How Your Library Card Can Save You Money Every Month.
We’re taking it old school for this one, but if you’re looking for a healthy way to save money, use your library card! Depending on your habits, you could save between at least a few dollars each month and hundreds of dollars every year. It is one of the easiest ways to save money, and it doesn’t cost a thing (as long as you remember to return your materials on time). Even during our current crisis, most libraries are offering options to get a temporary card online that will let you have access to ebooks, eaudiobooks and other materials. Here’s a look at how using your library card can save you money every month.
1. Free Access to Books When You Use Your Library Card
When it comes to books – whether they’re physical, ebooks or eaudiobooks – there’s no more affordable option than using your library card to check them out from your public library.
- Most libraries are very good about staying up to date with at least many of the latest reads. While you may have to wait on a waiting list for bestsellers, as long as you can be patient, the book will get to you eventually.
- Checking a book out from the library is a good way to try it on for size before you buy it. If you read it and think that it’s something that you’ll want to keep coming back to, then you’ll know it’s worth the investment.

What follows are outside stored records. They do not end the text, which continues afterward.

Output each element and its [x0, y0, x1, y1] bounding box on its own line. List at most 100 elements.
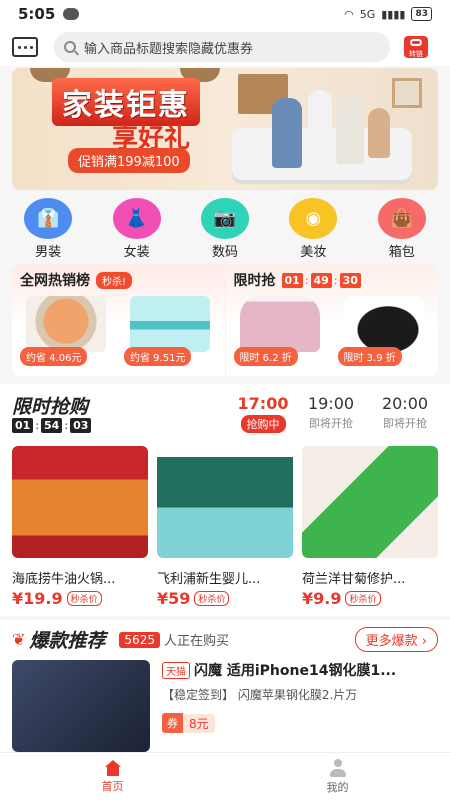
buyer-count-label: 人正在购买: [163, 634, 229, 649]
save-badge: 限时 6.2 折: [233, 347, 298, 366]
category-item-digital[interactable]: 📷 数码: [188, 198, 262, 260]
slot-status: 抢购中: [240, 415, 286, 433]
lip-balm-image: [302, 446, 438, 558]
food-image: [26, 296, 106, 352]
tab-mine[interactable]: 我的: [225, 753, 450, 800]
washer-icon: ◉: [289, 198, 338, 239]
coupon-badge: 券 8元: [162, 713, 438, 733]
search-input[interactable]: 输入商品标题搜索隐藏优惠券: [54, 32, 390, 62]
slot-status: 即将开抢: [309, 417, 353, 430]
limited-timer: 01: 49: 30: [281, 272, 361, 288]
pacifier-image: [157, 446, 293, 558]
leaf-icon: ❦: [12, 630, 26, 649]
category-label: 箱包: [388, 245, 415, 260]
product-price: ¥59: [157, 589, 191, 608]
user-icon: [329, 758, 347, 777]
seckill-tag: 秒杀!: [96, 271, 133, 289]
timer-seconds: 30: [339, 272, 361, 288]
recommend-item[interactable]: 天猫 闪魔 适用iPhone14钢化膜1... 【稳定签到】 闪魔苹果钢化膜2.…: [12, 660, 438, 752]
family-image: [368, 108, 390, 158]
save-badge: 约省 4.06元: [20, 347, 88, 366]
hot-rank-panel[interactable]: 全网热销榜 秒杀! 约省 4.06元 约省 9.51元: [12, 264, 226, 376]
convert-link-label: 转链: [409, 50, 423, 58]
slot-time: 20:00: [381, 394, 429, 413]
category-label: 数码: [211, 245, 238, 260]
phone-screen-protector-image: [12, 660, 150, 752]
hotpot-image: [12, 446, 148, 558]
hot-rank-title: 全网热销榜: [20, 273, 90, 289]
product-card[interactable]: 荷兰洋甘菊修护... ¥9.9 秒杀价: [302, 446, 438, 608]
picture-frame-decoration: [392, 78, 422, 108]
signal-icon: ▮▮▮▮: [381, 7, 406, 21]
tab-label: 首页: [101, 779, 124, 793]
time-slot-2000[interactable]: 20:00 即将开抢: [368, 394, 442, 431]
save-badge: 约省 9.51元: [124, 347, 192, 366]
countdown-minutes: 54: [41, 418, 63, 433]
limited-item[interactable]: 限时 6.2 折: [233, 296, 326, 366]
hot-rank-item[interactable]: 约省 9.51元: [124, 296, 216, 366]
network-label: 5G: [359, 7, 376, 21]
category-label: 女装: [123, 245, 150, 260]
save-badge: 限时 3.9 折: [337, 347, 402, 366]
banner-promo: 促销满199减100: [68, 148, 190, 173]
tab-label: 我的: [326, 780, 349, 794]
category-item-women[interactable]: 👗 女装: [100, 198, 174, 260]
limited-title: 限时抢: [233, 273, 276, 289]
tissue-image: [130, 296, 210, 352]
slot-time: 19:00: [307, 394, 355, 413]
deal-panels: 全网热销榜 秒杀! 约省 4.06元 约省 9.51元 限时抢 01: 49: …: [12, 264, 438, 376]
product-card[interactable]: 飞利浦新生婴儿... ¥59 秒杀价: [157, 446, 293, 608]
slot-status: 即将开抢: [383, 417, 427, 430]
limited-panel[interactable]: 限时抢 01: 49: 30 限时 6.2 折 限时 3.9 折: [225, 264, 438, 376]
product-price: ¥9.9: [302, 589, 342, 608]
recommend-item-name: 闪魔 适用iPhone14钢化膜1...: [194, 663, 397, 679]
flash-sale-title: 限时抢购: [12, 396, 89, 418]
category-item-beauty[interactable]: ◉ 美妆: [276, 198, 350, 260]
coupon-label: 券: [162, 713, 183, 733]
price-tag: 秒杀价: [345, 591, 381, 606]
home-icon: [104, 759, 122, 776]
recommend-title: 爆款推荐: [29, 630, 106, 652]
price-tag: 秒杀价: [194, 591, 230, 606]
convert-link-button[interactable]: 转链: [404, 36, 428, 58]
recommend-item-subtitle: 【稳定签到】 闪魔苹果钢化膜2.片万: [162, 688, 358, 702]
product-price: ¥19.9: [12, 589, 63, 608]
product-name: 海底捞牛油火锅...: [12, 572, 116, 587]
wechat-icon: [63, 8, 80, 20]
status-bar: 5:05 ◠ 5G ▮▮▮▮ 83: [0, 0, 450, 28]
category-item-bags[interactable]: 👜 箱包: [365, 198, 439, 260]
shoe-image: [343, 296, 424, 352]
battery-icon: 83: [411, 7, 432, 21]
category-label: 美妆: [300, 245, 327, 260]
family-image: [336, 94, 364, 164]
status-indicators: ◠ 5G ▮▮▮▮ 83: [344, 7, 432, 21]
product-name: 荷兰洋甘菊修护...: [302, 572, 406, 587]
camera-icon: 📷: [200, 198, 249, 239]
category-row: 👔 男装 👗 女装 📷 数码 ◉ 美妆 👜 箱包: [0, 198, 450, 260]
countdown-hours: 01: [12, 418, 34, 433]
search-placeholder: 输入商品标题搜索隐藏优惠券: [84, 41, 254, 57]
category-item-men[interactable]: 👔 男装: [11, 198, 85, 260]
coupon-value: 8元: [183, 713, 215, 733]
product-name: 飞利浦新生婴儿...: [157, 572, 261, 587]
family-image: [272, 98, 302, 168]
promo-banner[interactable]: 家装钜惠 享好礼 促销满199减100: [12, 68, 438, 190]
tab-home[interactable]: 首页: [0, 753, 225, 800]
dress-icon: 👗: [112, 198, 161, 239]
countdown-seconds: 03: [70, 418, 92, 433]
wifi-icon: ◠: [344, 7, 354, 21]
hoodie-image: [239, 296, 320, 352]
product-card[interactable]: 海底捞牛油火锅... ¥19.9 秒杀价: [12, 446, 148, 608]
flash-product-list: 海底捞牛油火锅... ¥19.9 秒杀价 飞利浦新生婴儿... ¥59 秒杀价 …: [12, 446, 438, 608]
message-icon[interactable]: [12, 37, 38, 57]
limited-item[interactable]: 限时 3.9 折: [337, 296, 430, 366]
buyer-count: 5625: [119, 631, 160, 648]
time-slot-1900[interactable]: 19:00 即将开抢: [294, 394, 368, 431]
time-slot-1700[interactable]: 17:00 抢购中: [226, 394, 300, 433]
price-tag: 秒杀价: [66, 591, 102, 606]
hot-rank-item[interactable]: 约省 4.06元: [20, 296, 112, 366]
more-hot-button[interactable]: 更多爆款 ›: [354, 627, 438, 652]
shirt-icon: 👔: [24, 198, 73, 239]
flash-countdown: 01: 54: 03: [12, 418, 92, 433]
flash-sale-section: 限时抢购 01: 54: 03 17:00 抢购中 19:00 即将开抢 20:…: [0, 384, 450, 616]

- If you’re wanting to dive into a topic by reading everything you can about it, checking out books is by far your best bet. Whether it’s cooking, decorating, gardening or self-improvement, you can gain vast amounts of knowledge for free.
- If you like to have your books in a digital format, most libraries are part of a network that lets you download them as an MP3 for eaudiobooks, and/or they’re available as ebooks. (Potential savings of $9.99-$14.95/month) To access, click on “browse digital collection” if that is available.
Unless you’re someone who likes to look through a magazine over and over again, accessing your library’s digital collection simply makes sense. The latest issues are available for most of the popular subscriptions. (Potential savings of $1-$5/month) To access, click on “browse digital collection” if that is available.
Your local newspaper plus probably the Wall Street Journal and The New York Times should be available through your library’s digital collection. Your local newspaper may only offer an abbreviated version of the content, but it should hit the main stories of the day. The only hitch that I’ve found with my local newspaper is that it doesn’t include the current day’s paper. It only goes through the previous day. (Potential savings of $5-$18/month) To access, click on “browse digital collection” if that is available.
4. Movies and Music
Movies and music are usually available through DVDs and CDs at your physical library, but in most cases, you have access to at least some online as well. (Potential savings of $1-$9.99 or more/month) To access, click on “browse digital collection” if that is available.
5. Online learning courses or software
Most libraries offer access to at least some type of online learning resource. These can range anywhere from software that lets you learn a new language to The Great Courses, which lets you learn just about anything. (Potential savings of $10/month to $350 for one course) To access, click on “browse digital collection” if that is available.
Not every library offers the same resources, so be sure and check out your library’s website to get a full picture of what is available. Then get your library card if you haven’t already and start saving money!